The shell-words crate implements POSIX word-splitting: it honors single quotes, double quotes, and escapes, producing a clean Vec<String> exactly as a real shell would parse the line. We trim() first to drop any stray newline the model tacked on, and the ? surfaces a parse error if the quoting is malformed.

Then fold those words into our struct:

self.real_args.extend(parsed);

extend appends every parsed token onto real_args, the field that started empty. Its companion shell_words::join does the reverse — we'll use that next to show the user a copy-pasteable preview.

Confirm, then become the command

Running LLM-generated commands blind is how you rm -rf your afternoon. So before executing anything, we render the full command back into one readable line:

let joined = shell_words::join(&self.real_args);
let preview =
    format!("{} {}", self.real_name, joined);

shell_words::join re-quotes the args so the preview is something you could actually paste into a shell — "My Documents" stays intact. Prefixing real_name gives the complete command, git reset --soft HEAD~1, ready to display.

Now ask the user to approve it:

let ok = Confirm::new()
    .with_prompt(format!("Run: {preview}?"))
    .report(false)
    .interact()?;

Confirm from the dialoguer crate handles the terminal rendering and keypress reading. .report(false) keeps it from echoing the choice back after you answer, and .interact()? blocks for a yes/no, returning a bool.

Handle a refusal cleanly:

if !ok {
    return Ok(ExitCode::SUCCESS);
}

Note the guard clause: declining returns SUCCESS and bails early. The tool did its job — it generated the command — and the user simply chose not to run it, which is no kind of failure.

If they say yes, we hand control to the real process. Build and spawn it:

let status = Command::new(&self.real_name)
    .args(&self.real_args)
    .stdin(Stdio::inherit())
    .stdout(Stdio::inherit())
    .stderr(Stdio::inherit())
    .status().await?;

Command here is tokio's async process spawner — using the blocking std version would stall the runtime. Inheriting all three I/O streams makes interactive and streaming commands (git log, a build with live output) behave exactly as if you'd typed them yourself. .status().await? runs the child to completion and gives back its exit status.

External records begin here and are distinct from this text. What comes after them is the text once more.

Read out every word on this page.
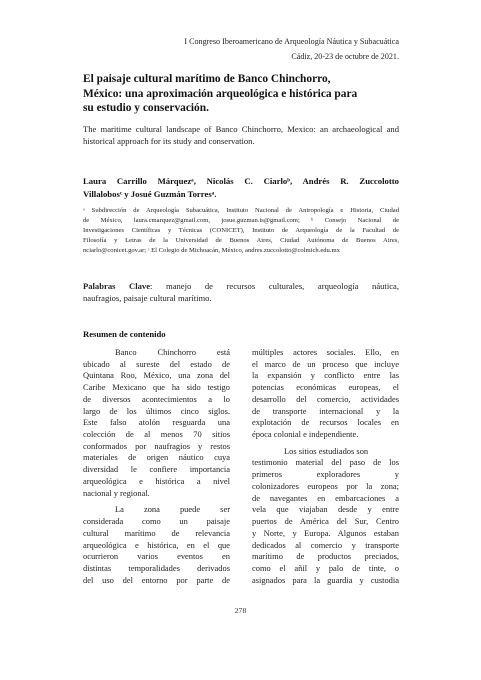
I Congreso Iberoamericano de Arqueología Náutica y Subacuática
Cádiz, 20-23 de octubre de 2021.
El paisaje cultural marítimo de Banco Chinchorro,
México: una aproximación arqueológica e histórica para
su estudio y conservación.
The maritime cultural landscape of Banco Chinchorro, Mexico: an archaeological and historical approach for its study and conservation.
Laura Carrillo Márquezᵃ, Nicolás C. Ciarloᵇ, Andrés R. Zuccolotto
Villalobosᶜ y Josué Guzmán Torresᵃ.
ᵃ Subdirección de Arqueología Subacuática, Instituto Nacional de Antropología e Historia, Ciudad
de México, laura.cmarquez@gmail.com, josue.guzman.ts@gmail.com; ᵇ Consejo Nacional de
Investigaciones Científicas y Técnicas (CONICET), Instituto de Arqueología de la Facultad de
Filosofía y Letras de la Universidad de Buenos Aires, Ciudad Autónoma de Buenos Aires,
nciarlo@conicet.gov.ar; ᶜ El Colegio de Michoacán, México, andres.zuccolotto@colmich.edu.mx
Palabras Clave: manejo de recursos culturales, arqueología náutica,
naufragios, paisaje cultural marítimo.
Resumen de contenido
Banco Chinchorro está
ubicado al sureste del estado de
Quintana Roo, México, una zona del
Caribe Mexicano que ha sido testigo
de diversos acontecimientos a lo
largo de los últimos cinco siglos.
Este falso atolón resguarda una
colección de al menos 70 sitios
conformados por naufragios y restos
materiales de origen náutico cuya
diversidad le confiere importancia
arqueológica e histórica a nivel
nacional y regional.
La zona puede ser
considerada como un paisaje
cultural marítimo de relevancia
arqueológica e histórica, en el que
ocurrieron varios eventos en
distintas temporalidades derivados
del uso del entorno por parte de
múltiples actores sociales. Ello, en
el marco de un proceso que incluye
la expansión y conflicto entre las
potencias económicas europeas, el
desarrollo del comercio, actividades
de transporte internacional y la
explotación de recursos locales en
época colonial e independiente.
Los sitios estudiados son
testimonio material del paso de los
primeros exploradores y
colonizadores europeos por la zona;
de navegantes en embarcaciones a
vela que viajaban desde y entre
puertos de América del Sur, Centro
y Norte, y Europa. Algunos estaban
dedicados al comercio y transporte
marítimo de productos preciados,
como el añil y palo de tinte, o
asignados para la guardia y custodia
278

Finally, forward that exit code:

let code: u8 = status
    .code()
    .context("killed by signal")?
    .try_into()?;
Ok(ExitCode::from(code))

status.code() is an Option — it's None when a signal killed the process rather than a normal exit — so .context(...) turns that case into a clear error. We narrow the i32 to u8 with try_into() and wrap it in ExitCode. Now scripts that pipe through git+ still see git's real exit status, not a flattened 0.

Where to go next

The toy works; production wants a little more:

• A dry-run flag — print the command and stop, for piping into other tools.
• Few-shot examples in the prompt — a couple of request → flags pairs sharply improve accuracy on niche tools.
• A deny-list or sandbox — refuse obviously destructive output (rm -rf /, dd of=/dev/sda) even before the confirmation prompt.
• Provider choice — rig speaks to several backends; make MODEL and the client configurable via env.

Why build it

The whole program is a clean tour of practical Rust: argument parsing, compile-time embedding, an async LLM call, shell-correct tokenizing, subprocess management, and honest exit codes — each a single focused method on one struct. Build it once and + becomes muscle memory. You stop memorizing ffmpeg incantations and start describing what you want, with a human-readable confirmation standing guard between intent and enter.